Hal tersebut disampaikan oleh Prof. Devanto Shasta Pratomo, SE., M.Si., Ph.D dalam pidato pengukuhan guru besar ke 181 UB Rabu (18/12/2019). Namun dari berita baik tersebut menurut Devanto sudah memiliki empat PR yang perlu segera di sikapi.
“Kita sudah punya peluang, sehingga PR nya adalah bagaiamana memanfaatkan angkatan kerja yang banyak ini. Dari momentum bonus demografi, saya coba melihat bagaiamana tantangan ketenagakejaan kita saat ini. Pertama, dari sisi pendidikan angkatan kerja Indonesia masih didominasi oleh angkatan kerja dengan tingkat pendidikan yang rendah. Data BPS menunjukkan bahwa sekitar 50 atau 60 persen pendidikan angkatan kerja Indonesia dilevel SMP kebawah. Hanya saja, berita baiknya angkatan kerja usia muda jauh memiliki pendidikan yang lebih tinggi dari rata-rata Angkatan kerja Indonesia,” terang Devanto.
Lanjutnya, yang kedua yakni kualitas pendidikan masih menunjukaan kualitas yang belum memadai dibandingkan dengan kualitas standar internasional. Berdasarkan data PISA (Program for International Student Assesment), hasilnya menunjukkan bahwa nilai PISA (matematika, membaca, dan sains) Indonesia berada di bawah negara-negara Asia yang lain. Jadi, secara kualitas kalau dibandingkan secara internasional Indonesia belum memadai. Ketiga, meskipun Pemerintah ternyata sudah berhasil menurunkan angka pengangguran dari 2 digit pada tahun 2005 dan sekarang stabil pada level 5-6 persen.

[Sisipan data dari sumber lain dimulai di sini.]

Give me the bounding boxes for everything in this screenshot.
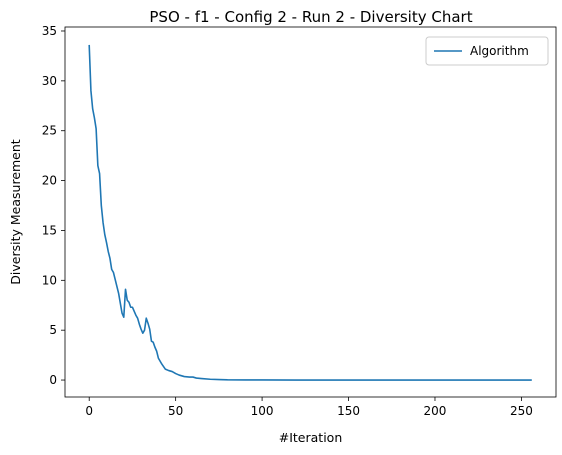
legend-label-algorithm: Algorithm xyxy=(470,44,529,58)
x-axis: 0 50 100 150 200 250 xyxy=(85,397,533,418)
y-tick-label: 10 xyxy=(42,273,57,287)
y-axis: 0 5 10 15 20 25 30 35 xyxy=(42,24,65,387)
y-tick-label: 30 xyxy=(42,74,57,88)
plot-frame xyxy=(64,26,557,398)
x-tick-label: 50 xyxy=(168,404,183,418)
y-tick-label: 35 xyxy=(42,24,57,38)
x-tick-label: 250 xyxy=(510,404,533,418)
x-axis-title: #Iteration xyxy=(279,430,343,445)
x-tick-label: 150 xyxy=(337,404,360,418)
legend: Algorithm xyxy=(425,36,549,66)
y-tick-label: 20 xyxy=(42,174,57,188)
legend-box xyxy=(425,36,549,66)
chart-title: PSO - f1 - Config 2 - Run 2 - Diversity … xyxy=(149,8,472,26)
x-tick-label: 100 xyxy=(251,404,274,418)
y-tick-label: 15 xyxy=(42,223,57,237)
plot-area xyxy=(64,26,557,398)
y-tick-label: 25 xyxy=(42,124,57,138)
x-tick-label: 0 xyxy=(85,404,93,418)
x-tick-label: 200 xyxy=(424,404,447,418)
series-layer xyxy=(88,44,532,381)
y-tick-label: 0 xyxy=(49,373,57,387)
series-line-algorithm xyxy=(88,44,532,381)
y-axis-title: Diversity Measurement xyxy=(8,139,23,284)
y-tick-label: 5 xyxy=(49,323,57,337)
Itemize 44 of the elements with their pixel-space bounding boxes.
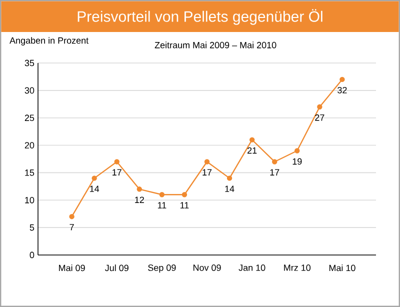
point — [272, 159, 278, 164]
y-tick-label: 20 — [24, 142, 34, 148]
data-label: 21 — [248, 147, 257, 154]
point — [92, 176, 97, 181]
point — [114, 159, 120, 164]
x-tick-label: Mai 10 — [329, 264, 356, 272]
x-tick-label: Mai 09 — [59, 264, 85, 272]
x-tick-label: Jan 10 — [238, 264, 266, 271]
point — [159, 192, 165, 198]
y-tick-label: 10 — [25, 196, 34, 204]
point — [317, 104, 322, 110]
point — [69, 214, 74, 220]
point — [294, 148, 300, 154]
data-label: 14 — [90, 186, 100, 192]
y-tick-label: 30 — [24, 87, 34, 94]
chart-subtitle: Zeitraum Mai 2009 – Mai 2010 — [154, 42, 276, 48]
point — [204, 159, 210, 164]
data-label: 7 — [70, 224, 74, 230]
data-label: 14 — [225, 186, 234, 192]
y-axis-title: Angaben in Prozent — [10, 37, 88, 46]
data-label: 27 — [315, 114, 324, 121]
y-tick-label: 25 — [24, 114, 34, 122]
x-tick-label: Sep 09 — [148, 264, 176, 273]
x-tick-label: Jul 09 — [105, 264, 128, 272]
data-label: 17 — [202, 169, 212, 176]
x-tick-label: Nov 09 — [193, 264, 221, 271]
chart-title: Preisvorteil von Pellets gegenüber Öl — [78, 9, 322, 25]
y-tick-label: 35 — [24, 60, 34, 66]
data-label: 17 — [112, 169, 122, 176]
y-tick-label: 0 — [30, 252, 34, 258]
x-tick-label: Mrz 10 — [284, 264, 311, 271]
data-label: 11 — [180, 202, 189, 208]
data-label: 32 — [338, 86, 347, 94]
data-label: 12 — [135, 196, 144, 203]
point — [226, 176, 232, 181]
point — [182, 192, 188, 198]
point — [249, 137, 255, 142]
data-label: 11 — [158, 202, 166, 208]
y-tick-label: 15 — [25, 170, 34, 176]
y-tick-label: 5 — [30, 224, 34, 231]
point — [340, 76, 345, 82]
data-label: 17 — [270, 169, 280, 176]
data-label: 19 — [292, 158, 302, 165]
point — [136, 186, 142, 192]
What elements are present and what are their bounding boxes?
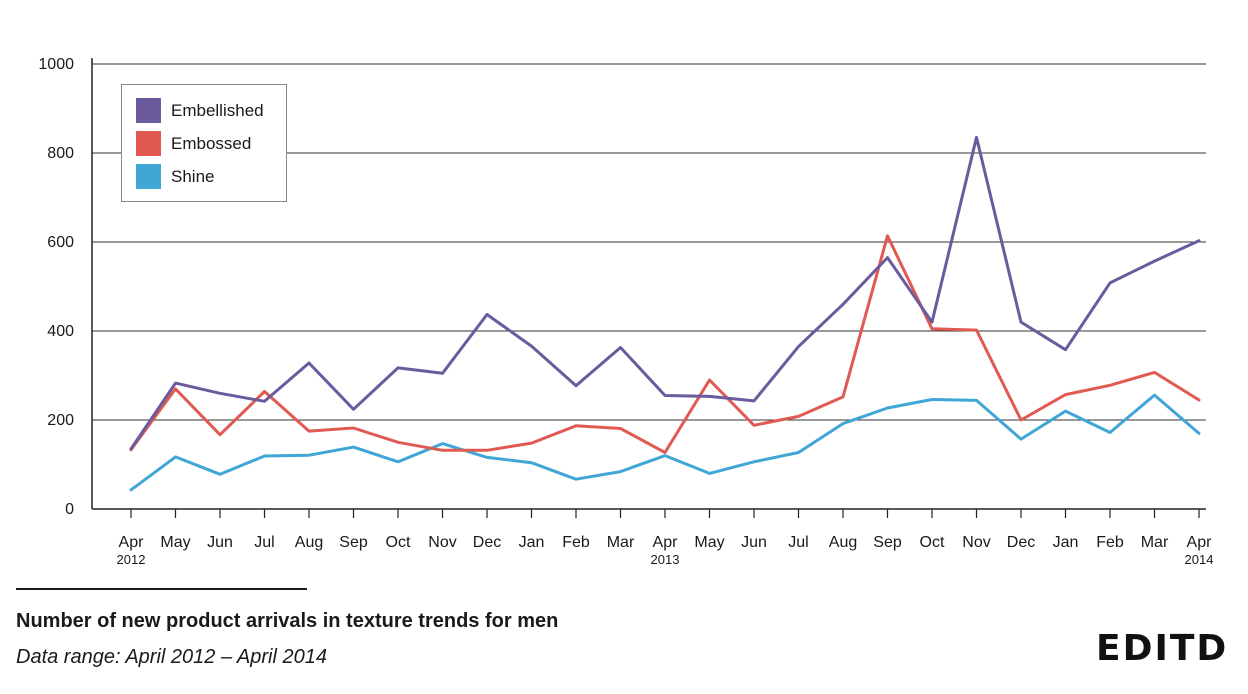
x-tick-label-17: Sep bbox=[873, 534, 902, 551]
series-line-embellished bbox=[129, 135, 1201, 451]
legend-swatch-embossed bbox=[136, 131, 161, 156]
legend-label-embossed: Embossed bbox=[171, 134, 251, 153]
x-tick-year-label-12: 2013 bbox=[651, 552, 680, 567]
x-tick-label-9: Jan bbox=[519, 534, 545, 551]
x-tick-label-24: Apr bbox=[1187, 534, 1213, 551]
x-tick-label-2: Jun bbox=[207, 534, 233, 551]
x-tick-label-16: Aug bbox=[829, 534, 857, 551]
y-axis-labels: 0 200 400 600 800 1000 bbox=[38, 56, 74, 518]
x-tick-label-14: Jun bbox=[741, 534, 767, 551]
series-line-shine bbox=[129, 393, 1201, 492]
series-lines bbox=[129, 135, 1201, 492]
x-tick-label-6: Oct bbox=[386, 534, 411, 551]
y-tick-label-1000: 1000 bbox=[38, 56, 74, 73]
x-tick-label-13: May bbox=[694, 534, 724, 551]
y-tick-label-600: 600 bbox=[47, 234, 74, 251]
y-tick-label-400: 400 bbox=[47, 323, 74, 340]
x-tick-label-1: May bbox=[160, 534, 190, 551]
y-tick-label-0: 0 bbox=[65, 501, 74, 518]
x-tick-label-0: Apr bbox=[119, 534, 145, 551]
x-tick-year-label-0: 2012 bbox=[117, 552, 146, 567]
x-tick-label-19: Nov bbox=[962, 534, 990, 551]
editd-logo: EDITD bbox=[1096, 628, 1229, 669]
y-tick-label-200: 200 bbox=[47, 412, 74, 429]
legend-swatch-shine bbox=[136, 164, 161, 189]
y-tick-label-800: 800 bbox=[47, 145, 74, 162]
x-tick-label-8: Dec bbox=[473, 534, 501, 551]
legend: Embellished Embossed Shine bbox=[121, 84, 287, 202]
axes bbox=[91, 58, 1206, 518]
x-tick-label-7: Nov bbox=[428, 534, 456, 551]
x-tick-label-22: Feb bbox=[1096, 534, 1124, 551]
chart-caption-subtitle: Data range: April 2012 – April 2014 bbox=[16, 646, 327, 668]
x-tick-label-12: Apr bbox=[653, 534, 679, 551]
x-tick-label-11: Mar bbox=[607, 534, 635, 551]
x-tick-label-20: Dec bbox=[1007, 534, 1035, 551]
x-tick-label-18: Oct bbox=[920, 534, 945, 551]
x-tick-label-5: Sep bbox=[339, 534, 368, 551]
x-tick-label-21: Jan bbox=[1053, 534, 1079, 551]
x-tick-label-10: Feb bbox=[562, 534, 590, 551]
legend-label-embellished: Embellished bbox=[171, 101, 264, 120]
caption-rule bbox=[16, 588, 307, 590]
chart-caption-title: Number of new product arrivals in textur… bbox=[16, 610, 559, 632]
x-tick-label-15: Jul bbox=[788, 534, 808, 551]
x-tick-label-3: Jul bbox=[254, 534, 274, 551]
x-tick-label-4: Aug bbox=[295, 534, 323, 551]
x-tick-label-23: Mar bbox=[1141, 534, 1169, 551]
series-line-embossed bbox=[129, 234, 1201, 454]
legend-swatch-embellished bbox=[136, 98, 161, 123]
x-tick-year-label-24: 2014 bbox=[1185, 552, 1214, 567]
legend-label-shine: Shine bbox=[171, 167, 214, 186]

Namun, angka pengangguran itu ternyata juga masih lebih tinggi dari negara-negara tetangga seperti Singapore dan Malaysia yang angka penganggurannya hanya 2-3 persen.
Keempat, angka pengguran tersebut mayoritas diisi oleh penduduk usia muda. Jadi, pendudukan usia muda atau fresh graduate level penganggurannya lebih dari 20 persen, bahkan jauh lebih tinggi dari negara tetangga. Ini anomali, penduduk usia muda memiliki tingkat pendidikan yang baik tetapi ternyata mereka menganggur. Jadi, pengangguran usia muda dan pengangguran terdidik sangat tinggi dibandingkan dengan negara lain.
Untuk itu Devanto menyarankan perlunya semnagat kewirausahaan yang tinggi terutama di motori perguruan tinggi agar bisa memenuhi kriteria pekerjaan baru yang muncul akibat ekonomi digital. Selain itu dirinya juga menyarankan adanya perubahan kebijakan dibidang pendidikan.
“Yang paling penting adalah kebijakan pendidikan harus digiring pada penyediaan angkatan kerja yang ramah terhadap digital,” pungkas Devanto. (meg)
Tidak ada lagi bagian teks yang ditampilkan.